First I use the TF-IDF method to transform the text I am working with. This gives me a result of an array of '(136, 15063)'. Then I use the fit_transform
method that the library includes but it gives me the following error:
File "C:\Users\luismiguel\Documents\Papers\2020_paper\08_ANMM_training.py", line 161, in <module>
train_anmm = ANMM_c.fit_transform(train_tfidf, labels_train)
File "C:\Users\luismiguel\Anaconda3\lib\site-packages\sklearn\base.py", line 574, in fit_transform
return self.fit(X, y, **fit_params).transform(X)
File "dml\anmm.pyx", line 107, in dml.anmm.ANMM.fit
File "dml\anmm.pyx", line 175, in dml.anmm.ANMM._compute_matrices
IndexError: index 1847620713 is out of bounds for axis 0 with size 136
Hi, can you provide a minimal working example to reproduce this issue?
I have a file lines with text. I use fit_transform
that is inTfidfVectorizer
from Sklearn
, the result of this operation gives me a sparse matrix. I converted this matrix to a numpy array then I pass this array to fit_transform
of AMNN and then gives me the error. In the image data_train
is a file with text.
I have not been able to get the error with the code you provided. Can you link me to a file with the output of train_tfidf.toarray()

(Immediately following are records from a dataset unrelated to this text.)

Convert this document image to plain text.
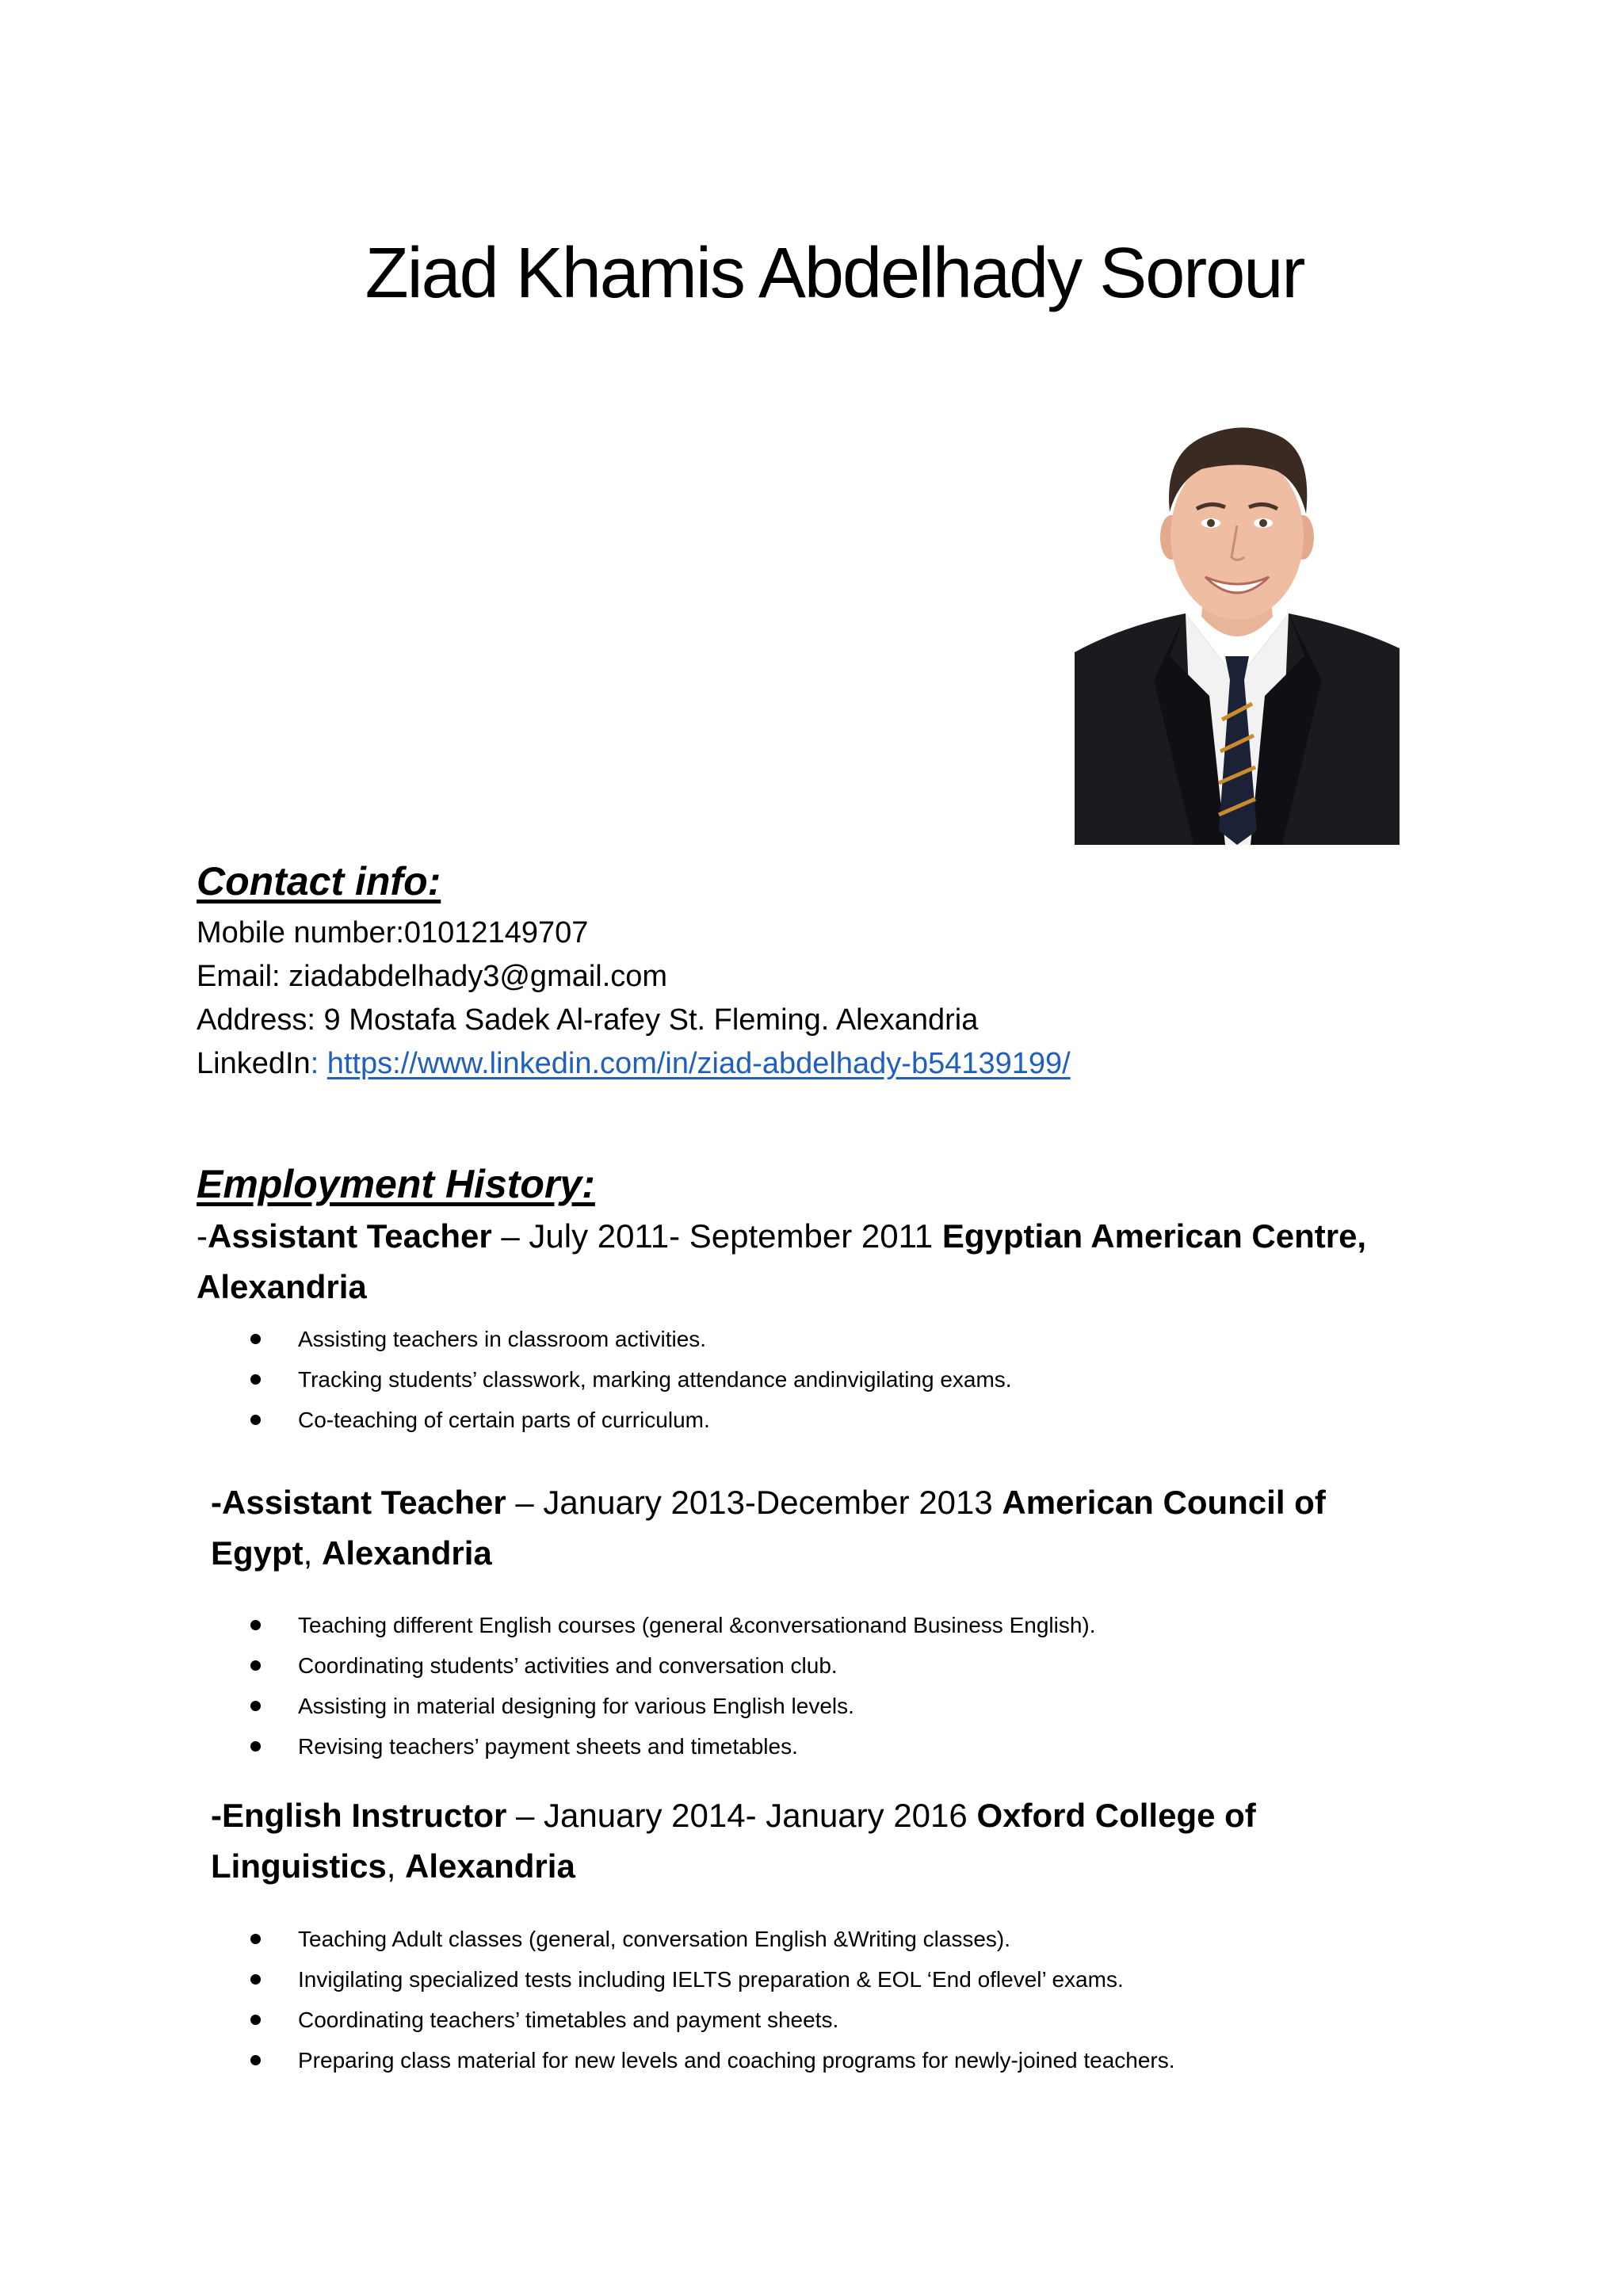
Ziad Khamis Abdelhady Sorour
Contact info:
Mobile number:01012149707
Email: ziadabdelhady3@gmail.com
Address: 9 Mostafa Sadek Al-rafey St. Fleming. Alexandria
LinkedIn: https://www.linkedin.com/in/ziad-abdelhady-b54139199/
Employment History:
-Assistant Teacher – July 2011- September 2011 Egyptian American Centre, Alexandria
Assisting teachers in classroom activities.
Tracking students’ classwork, marking attendance andinvigilating exams.
Co-teaching of certain parts of curriculum.
-Assistant Teacher – January 2013-December 2013 American Council of Egypt, Alexandria
Teaching different English courses (general &conversationand Business English).
Coordinating students’ activities and conversation club.
Assisting in material designing for various English levels.
Revising teachers’ payment sheets and timetables.
-English Instructor – January 2014- January 2016 Oxford College of Linguistics, Alexandria
Teaching Adult classes (general, conversation English &Writing classes).
Invigilating specialized tests including IELTS preparation & EOL ‘End oflevel’ exams.
Coordinating teachers’ timetables and payment sheets.
Preparing class material for new levels and coaching programs for newly-joined teachers.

before applying ANMM? And if you could add the output of labels_train
it would be good too.
I have not been able to get the error with the code you provided. Can you link me to a file with the output of
train_tfidf.toarray()
before applying ANMM? And if you could add the output oflabels_train
it would be good too.
labels_train
is an array of one dimension that contains [0 , 0, 0, 0, 1, 1, 1 ...]
I attached both files.
Thanks for pointing this issue. There is indeed a bug in ANMM. The dataset provided only has one sample with the class 3, and when searching for same-class neighbors it gets wrong values. I will have this error fixed soon.
I think it is already fixed. It will be available in the next release on PyPI. Meanwhile you can use the unreleased version by cloning the github repository and installing it via python setup.py install
. If there is any problem let me know.